Brickhouse Mobile’s Fayling said the actual number of mobile users predicted by 2010 fluctuates, "depending on the research firm you read—the numbers could be all over the map." But he agreed that the actual market will prove broad enough that if companies like his "get the content out to a certain subscriber base, we're all going to be making good money." He said the usual estimate for the coming adult mobile audience equals around $5 billion in revenue, citing recent figures from Boston firm Strategy Analytics.
"Our strategy is really straightforward," Fayling said. "To identify niches in the adult category and go after the top tier companies in that niche. Approach them about mobilizing their current assets for the mobile market.
"We do have a variety of companies signed as well as a few more coming down the pike," Fayling continued. "In the end we're going to end up with a family of 10 to 12 brands, as noncompetitive as possible. And [we want] to fully develop these brands with a complete mobile solution and strategy and take these out to carriers and fill in a lot of real estate. That's resonated so far very well with the folks we've been talking to. We're going to keep it simple and push it with a tight collection of solid companies."
Concurrently, mobile payment and billing company Nimbus Systems told a gathering at the World Telemedia Expo and Conference that the quality of mobile content is and will be the king of the mobile world for the foreseeable future, with content providers being compelled to reconcile "more sophisticated settlement capabilities" with mobile operators.
"Historically, content providers have needed to rely upon operators’ billing systems to reconcile revenue share agreements," Nimbus managing partner Tom Uhart told those at the conference April 20.

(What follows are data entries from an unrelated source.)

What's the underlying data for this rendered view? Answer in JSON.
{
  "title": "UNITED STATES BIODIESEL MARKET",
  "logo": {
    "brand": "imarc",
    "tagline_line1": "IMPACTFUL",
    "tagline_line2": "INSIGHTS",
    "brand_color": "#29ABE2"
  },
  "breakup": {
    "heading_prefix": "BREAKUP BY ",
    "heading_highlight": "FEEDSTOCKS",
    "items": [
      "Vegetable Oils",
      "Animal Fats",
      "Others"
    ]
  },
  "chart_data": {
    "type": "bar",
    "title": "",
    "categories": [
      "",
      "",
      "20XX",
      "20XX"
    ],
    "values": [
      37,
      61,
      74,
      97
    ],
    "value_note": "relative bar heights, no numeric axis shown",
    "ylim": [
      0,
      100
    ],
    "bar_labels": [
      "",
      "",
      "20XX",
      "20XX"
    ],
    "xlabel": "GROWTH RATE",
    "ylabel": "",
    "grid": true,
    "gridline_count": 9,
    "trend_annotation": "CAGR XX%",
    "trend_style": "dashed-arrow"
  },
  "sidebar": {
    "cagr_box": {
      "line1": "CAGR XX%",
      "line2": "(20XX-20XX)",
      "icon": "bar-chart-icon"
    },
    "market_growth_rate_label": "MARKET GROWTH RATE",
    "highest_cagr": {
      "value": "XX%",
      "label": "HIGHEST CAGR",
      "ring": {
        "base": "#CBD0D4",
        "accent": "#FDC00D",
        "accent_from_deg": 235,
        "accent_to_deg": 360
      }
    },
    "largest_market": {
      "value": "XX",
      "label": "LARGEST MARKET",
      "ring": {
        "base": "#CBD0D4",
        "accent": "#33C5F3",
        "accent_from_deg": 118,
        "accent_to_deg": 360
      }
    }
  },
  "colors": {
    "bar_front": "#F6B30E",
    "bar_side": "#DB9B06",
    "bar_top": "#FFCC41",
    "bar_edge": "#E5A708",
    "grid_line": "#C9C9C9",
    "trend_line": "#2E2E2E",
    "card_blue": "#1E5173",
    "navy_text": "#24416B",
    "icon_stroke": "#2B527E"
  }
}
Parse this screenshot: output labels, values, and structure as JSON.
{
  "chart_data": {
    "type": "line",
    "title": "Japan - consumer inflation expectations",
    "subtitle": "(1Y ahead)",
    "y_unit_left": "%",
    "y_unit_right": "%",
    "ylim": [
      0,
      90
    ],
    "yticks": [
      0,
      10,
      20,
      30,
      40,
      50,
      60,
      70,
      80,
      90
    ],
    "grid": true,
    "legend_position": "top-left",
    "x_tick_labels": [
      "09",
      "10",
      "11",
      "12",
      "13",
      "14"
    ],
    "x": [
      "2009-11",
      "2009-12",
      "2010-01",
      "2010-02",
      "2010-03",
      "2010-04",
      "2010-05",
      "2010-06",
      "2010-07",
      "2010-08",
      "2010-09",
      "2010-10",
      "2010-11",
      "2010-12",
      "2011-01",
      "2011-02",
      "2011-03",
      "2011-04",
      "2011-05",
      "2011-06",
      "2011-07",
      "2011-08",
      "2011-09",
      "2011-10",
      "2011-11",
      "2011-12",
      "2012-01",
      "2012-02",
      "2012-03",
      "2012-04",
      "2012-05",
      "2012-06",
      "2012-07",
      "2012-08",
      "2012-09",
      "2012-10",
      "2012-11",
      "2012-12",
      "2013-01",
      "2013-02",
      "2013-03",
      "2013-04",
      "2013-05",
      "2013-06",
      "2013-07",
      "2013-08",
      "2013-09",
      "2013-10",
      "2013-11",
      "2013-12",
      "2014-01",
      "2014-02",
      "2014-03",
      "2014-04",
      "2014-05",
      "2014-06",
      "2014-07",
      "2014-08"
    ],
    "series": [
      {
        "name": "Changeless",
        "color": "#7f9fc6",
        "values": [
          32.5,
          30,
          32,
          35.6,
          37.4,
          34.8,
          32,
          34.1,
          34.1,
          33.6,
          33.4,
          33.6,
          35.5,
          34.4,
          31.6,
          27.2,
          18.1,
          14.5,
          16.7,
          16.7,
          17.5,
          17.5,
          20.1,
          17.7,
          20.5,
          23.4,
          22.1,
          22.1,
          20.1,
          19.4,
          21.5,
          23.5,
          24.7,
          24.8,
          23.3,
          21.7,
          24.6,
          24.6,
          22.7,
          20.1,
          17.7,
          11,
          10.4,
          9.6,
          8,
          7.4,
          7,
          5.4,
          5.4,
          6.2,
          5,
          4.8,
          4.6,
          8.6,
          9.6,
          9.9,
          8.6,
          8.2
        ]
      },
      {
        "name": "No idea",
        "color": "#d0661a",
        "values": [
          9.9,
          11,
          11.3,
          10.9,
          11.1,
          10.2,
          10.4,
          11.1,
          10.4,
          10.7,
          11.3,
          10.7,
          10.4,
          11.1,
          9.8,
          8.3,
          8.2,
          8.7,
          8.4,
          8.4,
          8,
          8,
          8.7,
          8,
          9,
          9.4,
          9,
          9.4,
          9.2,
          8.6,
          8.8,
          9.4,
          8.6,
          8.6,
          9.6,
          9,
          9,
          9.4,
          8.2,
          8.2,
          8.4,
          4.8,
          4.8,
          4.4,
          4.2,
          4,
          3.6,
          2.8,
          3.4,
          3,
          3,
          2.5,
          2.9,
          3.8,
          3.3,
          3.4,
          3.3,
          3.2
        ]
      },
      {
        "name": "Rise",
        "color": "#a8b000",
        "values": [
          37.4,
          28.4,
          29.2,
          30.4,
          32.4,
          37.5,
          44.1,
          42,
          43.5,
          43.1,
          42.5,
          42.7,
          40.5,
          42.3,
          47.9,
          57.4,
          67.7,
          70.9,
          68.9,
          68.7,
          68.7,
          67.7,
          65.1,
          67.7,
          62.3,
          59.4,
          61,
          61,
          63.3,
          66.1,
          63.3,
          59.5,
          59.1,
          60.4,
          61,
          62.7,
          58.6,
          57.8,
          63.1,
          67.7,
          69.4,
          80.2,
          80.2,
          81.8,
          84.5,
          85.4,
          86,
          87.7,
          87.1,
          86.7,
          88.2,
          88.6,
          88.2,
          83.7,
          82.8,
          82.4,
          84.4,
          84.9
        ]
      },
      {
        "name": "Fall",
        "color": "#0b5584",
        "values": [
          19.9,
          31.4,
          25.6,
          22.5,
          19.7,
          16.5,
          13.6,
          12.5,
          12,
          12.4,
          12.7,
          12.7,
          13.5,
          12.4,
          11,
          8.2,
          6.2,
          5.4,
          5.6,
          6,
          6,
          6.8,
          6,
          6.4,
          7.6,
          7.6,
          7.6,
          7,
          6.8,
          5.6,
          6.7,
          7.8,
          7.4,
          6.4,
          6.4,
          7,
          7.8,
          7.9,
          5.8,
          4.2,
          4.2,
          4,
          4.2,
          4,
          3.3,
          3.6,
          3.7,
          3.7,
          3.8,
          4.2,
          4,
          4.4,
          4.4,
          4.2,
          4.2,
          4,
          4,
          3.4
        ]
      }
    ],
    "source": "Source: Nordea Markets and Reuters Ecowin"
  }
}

"I do not believe this to be sustainable in the medium term—emerging content reconciliation standards will place operators and providers on a more equal footing. This will, in turn, enable content providers and aggregators to calculate and bill their own revenue-shares," he continued. "The growth in mobile content creates a win-win situation for content providers and operators alike. Each must ensure that they continue to cultivate the relationships they already developed, and operate using best-of-breed billing technology."